Chinese President Xi Jinping has launched a diplomatic tour across Asia to position Beijing as the global trade leader amid Washington’s unprecedented tariff war, NBC News reports.
As the White House hits key trade partners with steep tariffs, Xi Jinping is moving swiftly to fill the vacuum.
Starting in Vietnam — now facing a 46% US import duty — and continuing through Malaysia (24%) and Cambodia (49%), Xi is offering an alternative vision of global cooperation.
"A trade war and tariff war will produce no winner, and protectionism will lead nowhere," he declared in Vietnam’s Nhan Dan newspaper.
In a meeting with Vietnamese leader To Lam, Xi called for unity in resisting "unilateral bullying" and defending global supply chains.
According to Steve Tsang, director of the China Institute at SOAS University of London, "Xi sees Trump dismantling the global order — and he’s using that to rewrite the rules in China’s favor."
As Europe loses trust in the US, China builds new alliances
Simultaneously, Xi has turned his attention to the European Union.
During a visit to Spain, he urged Prime Minister Pedro Sánchez and other EU leaders to join China in safeguarding free trade.
"To go against the world is to isolate yourself," Xi said. The EU, meanwhile, is reconsidering its 45% tariff on Chinese electric vehicles — a move made more likely as the US continues threatening China with duties as high as 145%.
Experts say China is playing a calculated game: devaluing the yuan to support exports, reaffirming trade ties, and quietly holding over $700 billion in US government bonds as leverage.

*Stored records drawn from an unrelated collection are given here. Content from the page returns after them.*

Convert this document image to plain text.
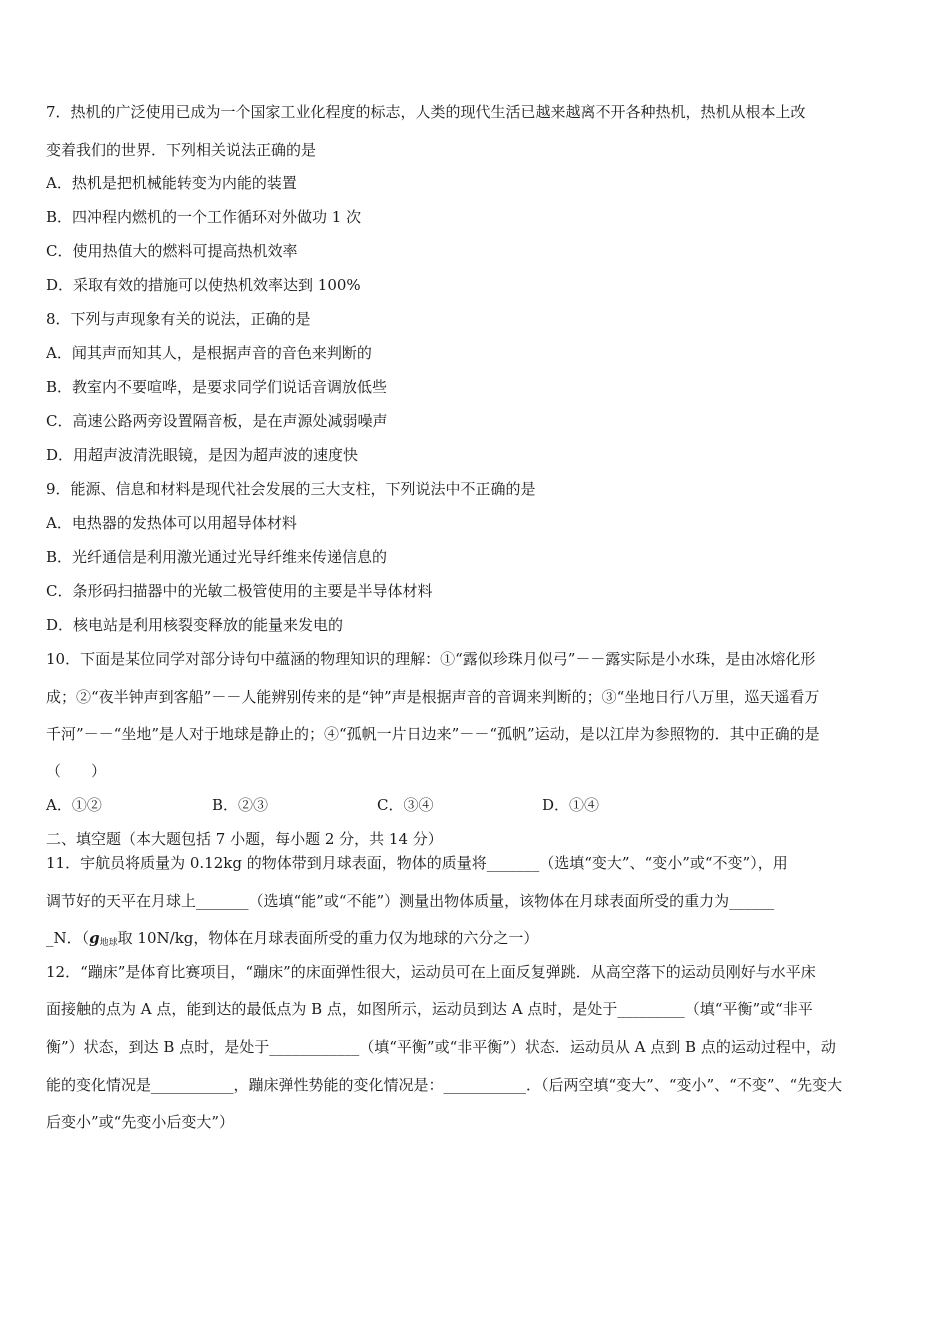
7．热机的广泛使用已成为一个国家工业化程度的标志，人类的现代生活已越来越离不开各种热机，热机从根本上改
变着我们的世界．下列相关说法正确的是
A．热机是把机械能转变为内能的装置
B．四冲程内燃机的一个工作循环对外做功 1 次
C．使用热值大的燃料可提高热机效率
D．采取有效的措施可以使热机效率达到 100%
8．下列与声现象有关的说法，正确的是
A．闻其声而知其人，是根据声音的音色来判断的
B．教室内不要喧哗，是要求同学们说话音调放低些
C．高速公路两旁设置隔音板，是在声源处减弱噪声
D．用超声波清洗眼镜，是因为超声波的速度快
9．能源、信息和材料是现代社会发展的三大支柱，下列说法中不正确的是
A．电热器的发热体可以用超导体材料
B．光纤通信是利用激光通过光导纤维来传递信息的
C．条形码扫描器中的光敏二极管使用的主要是半导体材料
D．核电站是利用核裂变释放的能量来发电的
10．下面是某位同学对部分诗句中蕴涵的物理知识的理解：①“露似珍珠月似弓”－－露实际是小水珠，是由冰熔化形
成；②“夜半钟声到客船”－－人能辨别传来的是“钟”声是根据声音的音调来判断的；③“坐地日行八万里，巡天遥看万
千河”－－“坐地”是人对于地球是静止的；④“孤帆一片日边来”－－“孤帆”运动，是以江岸为参照物的．其中正确的是
（　　）
A．①②	B．②③	C．③④	D．①④
二、填空题（本大题包括 7 小题，每小题 2 分，共 14 分）
11．宇航员将质量为 0.12kg 的物体带到月球表面，物体的质量将_______（选填“变大”、“变小”或“不变”），用
调节好的天平在月球上_______（选填“能”或“不能”）测量出物体质量，该物体在月球表面所受的重力为______
_N．（g地球取 10N/kg，物体在月球表面所受的重力仅为地球的六分之一）
12．“蹦床”是体育比赛项目，“蹦床”的床面弹性很大，运动员可在上面反复弹跳．从高空落下的运动员刚好与水平床
面接触的点为 A 点，能到达的最低点为 B 点，如图所示，运动员到达 A 点时，是处于_________（填“平衡”或“非平
衡”）状态，到达 B 点时，是处于____________（填“平衡”或“非平衡”）状态．运动员从 A 点到 B 点的运动过程中，动
能的变化情况是___________，蹦床弹性势能的变化情况是：___________．（后两空填“变大”、“变小”、“不变”、“先变大
后变小”或“先变小后变大”）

At the same time, US allies like Japan and South Korea are feeling trapped — dependent on America for defense but economically tethered to China.
"You can’t ignore Beijing anymore," noted Kerry Brown, professor at King’s College London.
As the US shocked the world with tariffs of up to 104%, China condemned Trump’s 'trade tyranny' and called for global resistance — positioning itself as a stabilizing force in a fractured global economy.
With markets crashing and supply chains breaking down, analysts now warn that Trump’s runaway trade war is triggering a deepening global recession and a collapse of trust in the US as a reliable economic partner.